Most patients went to their homes (n=23) or to other community sites (n=4). For all of these patients, their brain injury history was not apparent in casual conversation, although deficiencies were apparent in mental status examinations, cognitive testing, and neuropsychological batteries. The subgroup of agitated but lethargic patients (n=2) were intolerant of all medication attempts and eventually moved to a skilled nursing facility.
Although this report has all the limitations associated with a retrospective chart review of naturalistic clinical practice, its large cohort gives important guidance for subsequent clinical and research pursuits. There are no medications indicated for agitation symptoms related to brain injury or other neurologic conditions. For agitation associated with geriatric dementia, treatment guidelines have emerged from case series and consensus reports6 and from studies of carbamazepine,7 valproate,8—10 propranolol titration, and others.11 In contrast to carbamazepine and propranolol, divalproex does have a U.S. Food and Drug Administration (FDA) indication for bipolar mania, which appears similar to the agitation symptoms in this cohort with brain injury. Divalproex also has FDA indications for seizure disorder and migraine prophylaxis, both commonly encountered in the brain injury population.
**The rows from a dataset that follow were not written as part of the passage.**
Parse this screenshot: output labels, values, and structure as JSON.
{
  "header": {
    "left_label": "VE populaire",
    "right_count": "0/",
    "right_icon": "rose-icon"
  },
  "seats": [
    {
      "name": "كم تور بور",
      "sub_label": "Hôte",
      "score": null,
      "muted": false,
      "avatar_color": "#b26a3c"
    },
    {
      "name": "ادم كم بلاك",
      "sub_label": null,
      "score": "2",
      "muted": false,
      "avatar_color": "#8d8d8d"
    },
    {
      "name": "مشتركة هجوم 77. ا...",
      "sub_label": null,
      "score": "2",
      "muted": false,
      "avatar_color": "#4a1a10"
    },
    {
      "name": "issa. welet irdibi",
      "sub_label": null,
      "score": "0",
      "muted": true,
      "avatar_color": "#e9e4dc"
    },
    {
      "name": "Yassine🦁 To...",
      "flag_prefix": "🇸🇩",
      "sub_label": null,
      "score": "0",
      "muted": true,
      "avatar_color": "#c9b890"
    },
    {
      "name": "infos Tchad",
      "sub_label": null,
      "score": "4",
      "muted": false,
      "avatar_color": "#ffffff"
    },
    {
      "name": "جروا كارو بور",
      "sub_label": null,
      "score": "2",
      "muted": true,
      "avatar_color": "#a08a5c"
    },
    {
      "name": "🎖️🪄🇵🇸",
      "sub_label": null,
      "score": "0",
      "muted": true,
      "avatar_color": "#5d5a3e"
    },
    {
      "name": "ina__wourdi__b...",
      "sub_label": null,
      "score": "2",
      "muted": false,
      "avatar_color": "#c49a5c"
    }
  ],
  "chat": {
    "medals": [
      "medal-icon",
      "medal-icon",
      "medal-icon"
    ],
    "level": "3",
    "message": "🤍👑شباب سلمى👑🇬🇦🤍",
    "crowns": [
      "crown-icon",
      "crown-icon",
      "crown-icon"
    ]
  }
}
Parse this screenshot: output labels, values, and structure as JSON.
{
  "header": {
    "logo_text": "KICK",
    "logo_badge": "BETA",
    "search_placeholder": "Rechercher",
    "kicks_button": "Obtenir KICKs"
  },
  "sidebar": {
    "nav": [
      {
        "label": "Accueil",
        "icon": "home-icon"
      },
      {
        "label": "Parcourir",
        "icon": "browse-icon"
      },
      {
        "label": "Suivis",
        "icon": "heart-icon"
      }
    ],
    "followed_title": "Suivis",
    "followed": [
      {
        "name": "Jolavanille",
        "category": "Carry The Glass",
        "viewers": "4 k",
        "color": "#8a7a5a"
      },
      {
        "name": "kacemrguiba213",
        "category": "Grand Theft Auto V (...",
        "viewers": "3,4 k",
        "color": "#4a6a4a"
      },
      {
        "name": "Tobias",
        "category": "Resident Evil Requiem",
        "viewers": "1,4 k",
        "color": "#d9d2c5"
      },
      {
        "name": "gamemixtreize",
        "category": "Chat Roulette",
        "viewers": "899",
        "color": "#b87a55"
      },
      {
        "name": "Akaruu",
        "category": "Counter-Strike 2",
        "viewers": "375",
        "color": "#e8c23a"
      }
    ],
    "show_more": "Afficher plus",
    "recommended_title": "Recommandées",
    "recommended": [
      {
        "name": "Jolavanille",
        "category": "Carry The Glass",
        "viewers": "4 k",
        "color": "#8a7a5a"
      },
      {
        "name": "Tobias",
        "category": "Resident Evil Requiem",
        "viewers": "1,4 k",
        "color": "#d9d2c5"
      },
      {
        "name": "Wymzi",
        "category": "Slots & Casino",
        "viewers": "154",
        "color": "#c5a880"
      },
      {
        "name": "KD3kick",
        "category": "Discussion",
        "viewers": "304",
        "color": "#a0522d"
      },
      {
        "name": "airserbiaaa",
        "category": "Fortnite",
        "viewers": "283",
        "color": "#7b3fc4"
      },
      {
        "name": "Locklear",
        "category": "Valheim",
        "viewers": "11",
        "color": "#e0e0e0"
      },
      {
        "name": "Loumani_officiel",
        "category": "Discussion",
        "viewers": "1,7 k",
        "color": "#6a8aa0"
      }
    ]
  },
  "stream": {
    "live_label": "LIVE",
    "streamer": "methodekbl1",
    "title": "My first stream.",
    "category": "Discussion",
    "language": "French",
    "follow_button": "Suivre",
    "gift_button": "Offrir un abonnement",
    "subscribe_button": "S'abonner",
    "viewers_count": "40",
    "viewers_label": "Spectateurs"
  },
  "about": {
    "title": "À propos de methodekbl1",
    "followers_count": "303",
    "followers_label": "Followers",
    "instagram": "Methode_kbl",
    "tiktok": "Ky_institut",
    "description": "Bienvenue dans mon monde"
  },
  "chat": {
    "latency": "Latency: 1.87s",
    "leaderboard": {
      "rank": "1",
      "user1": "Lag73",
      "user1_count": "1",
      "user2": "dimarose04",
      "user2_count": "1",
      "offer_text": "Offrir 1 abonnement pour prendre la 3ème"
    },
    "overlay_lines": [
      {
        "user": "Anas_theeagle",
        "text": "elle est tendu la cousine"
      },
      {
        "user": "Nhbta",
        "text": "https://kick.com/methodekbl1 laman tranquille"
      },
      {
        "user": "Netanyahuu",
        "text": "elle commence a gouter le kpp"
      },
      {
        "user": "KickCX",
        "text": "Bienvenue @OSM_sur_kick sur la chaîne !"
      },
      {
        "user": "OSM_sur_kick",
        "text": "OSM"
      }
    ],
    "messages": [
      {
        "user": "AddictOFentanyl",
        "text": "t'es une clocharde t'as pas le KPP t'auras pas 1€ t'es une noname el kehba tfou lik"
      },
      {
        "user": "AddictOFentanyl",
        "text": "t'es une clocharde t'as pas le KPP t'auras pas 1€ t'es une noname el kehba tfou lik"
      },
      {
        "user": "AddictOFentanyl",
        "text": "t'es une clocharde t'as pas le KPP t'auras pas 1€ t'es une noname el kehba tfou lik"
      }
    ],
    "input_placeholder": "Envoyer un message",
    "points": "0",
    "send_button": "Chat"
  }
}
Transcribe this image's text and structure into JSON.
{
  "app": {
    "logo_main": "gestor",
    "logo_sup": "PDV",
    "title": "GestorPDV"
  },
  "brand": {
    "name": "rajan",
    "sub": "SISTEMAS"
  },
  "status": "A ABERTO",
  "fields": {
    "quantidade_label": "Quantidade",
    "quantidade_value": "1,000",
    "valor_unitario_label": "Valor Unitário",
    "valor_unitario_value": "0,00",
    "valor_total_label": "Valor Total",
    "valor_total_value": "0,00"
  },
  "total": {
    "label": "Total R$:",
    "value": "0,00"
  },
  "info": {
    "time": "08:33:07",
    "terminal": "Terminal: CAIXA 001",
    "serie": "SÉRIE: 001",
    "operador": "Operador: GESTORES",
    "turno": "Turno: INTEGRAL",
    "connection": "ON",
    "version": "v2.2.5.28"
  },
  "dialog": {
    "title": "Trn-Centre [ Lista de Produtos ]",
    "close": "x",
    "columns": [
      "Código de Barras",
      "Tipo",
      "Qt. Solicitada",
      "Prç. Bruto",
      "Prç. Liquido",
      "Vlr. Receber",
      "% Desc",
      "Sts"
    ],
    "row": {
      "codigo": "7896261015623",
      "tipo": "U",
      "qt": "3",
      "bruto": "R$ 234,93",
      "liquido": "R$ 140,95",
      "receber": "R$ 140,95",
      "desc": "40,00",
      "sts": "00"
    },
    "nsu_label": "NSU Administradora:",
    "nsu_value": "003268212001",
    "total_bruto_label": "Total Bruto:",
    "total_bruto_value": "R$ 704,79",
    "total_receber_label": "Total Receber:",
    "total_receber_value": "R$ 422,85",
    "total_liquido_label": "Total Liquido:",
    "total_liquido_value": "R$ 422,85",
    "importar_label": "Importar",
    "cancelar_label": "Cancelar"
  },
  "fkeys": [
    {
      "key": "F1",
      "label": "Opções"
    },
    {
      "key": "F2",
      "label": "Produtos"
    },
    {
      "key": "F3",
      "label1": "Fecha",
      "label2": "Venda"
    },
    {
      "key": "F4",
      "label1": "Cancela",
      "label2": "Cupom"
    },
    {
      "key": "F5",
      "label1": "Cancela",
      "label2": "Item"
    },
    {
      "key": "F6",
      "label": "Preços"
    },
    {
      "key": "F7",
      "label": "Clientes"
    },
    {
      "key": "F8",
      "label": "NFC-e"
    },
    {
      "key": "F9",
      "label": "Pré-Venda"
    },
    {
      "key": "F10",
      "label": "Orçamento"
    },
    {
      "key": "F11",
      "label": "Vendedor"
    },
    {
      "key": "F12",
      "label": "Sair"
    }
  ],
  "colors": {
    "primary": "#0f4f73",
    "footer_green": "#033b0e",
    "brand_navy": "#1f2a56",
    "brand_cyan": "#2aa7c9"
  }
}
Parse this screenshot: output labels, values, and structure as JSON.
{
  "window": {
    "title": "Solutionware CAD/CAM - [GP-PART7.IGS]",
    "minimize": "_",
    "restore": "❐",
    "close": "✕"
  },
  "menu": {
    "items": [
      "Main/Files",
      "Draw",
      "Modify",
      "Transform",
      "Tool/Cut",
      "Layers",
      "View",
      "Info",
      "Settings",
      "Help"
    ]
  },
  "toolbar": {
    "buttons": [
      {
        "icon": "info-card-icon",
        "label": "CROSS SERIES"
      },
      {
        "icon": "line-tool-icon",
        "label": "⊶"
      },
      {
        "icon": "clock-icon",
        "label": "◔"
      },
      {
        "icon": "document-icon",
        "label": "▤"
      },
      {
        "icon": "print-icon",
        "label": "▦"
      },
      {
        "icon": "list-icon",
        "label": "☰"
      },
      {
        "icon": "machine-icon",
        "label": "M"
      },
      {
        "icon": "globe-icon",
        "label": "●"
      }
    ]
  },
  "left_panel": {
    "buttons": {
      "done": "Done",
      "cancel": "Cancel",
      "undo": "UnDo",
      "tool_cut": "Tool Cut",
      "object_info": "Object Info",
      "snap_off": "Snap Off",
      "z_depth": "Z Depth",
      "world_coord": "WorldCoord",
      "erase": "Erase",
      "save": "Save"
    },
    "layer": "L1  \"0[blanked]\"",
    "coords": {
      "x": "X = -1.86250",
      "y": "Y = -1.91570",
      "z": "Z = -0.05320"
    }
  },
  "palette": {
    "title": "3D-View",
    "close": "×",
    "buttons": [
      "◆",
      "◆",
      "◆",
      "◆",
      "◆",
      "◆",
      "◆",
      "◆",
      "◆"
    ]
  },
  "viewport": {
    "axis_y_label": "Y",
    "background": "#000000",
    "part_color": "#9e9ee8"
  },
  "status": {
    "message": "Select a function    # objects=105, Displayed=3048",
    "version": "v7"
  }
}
After acute injury, unlike mania or dementia, brain neuronal healing can occur; however, the cohort in this report required treatment for agitation symptoms in a rehabilitation setting approximately two months after injury, when the rate of recovery has slowed. Divalproex may provide valuable symptomatic relief during a specific period of brain healing (as it apparently did for 28% of this cohort), or it may be maintenance therapy (as in up to 62% of this cohort).
This case series of 29 patients with agitation symptoms following relatively severe brain injury responded to divalproex doses similar to those in conventional psychiatric practice.12 Until open-label or controlled studies are published, this study provides guidance for treatment of patients with symptoms compatible with a diagnosis of mood (mania) or personality disorder due to brain injury.
Abbott Laboratories provided financial support only after the retrospective record review was designed. Only the retrospective chart review was funded by Abbott Laboratories.
This work was presented in part at the 1999 annual meeting of the American Psychiatric Association and the 1999 annual meeting of the Association of Academic Physiatrists.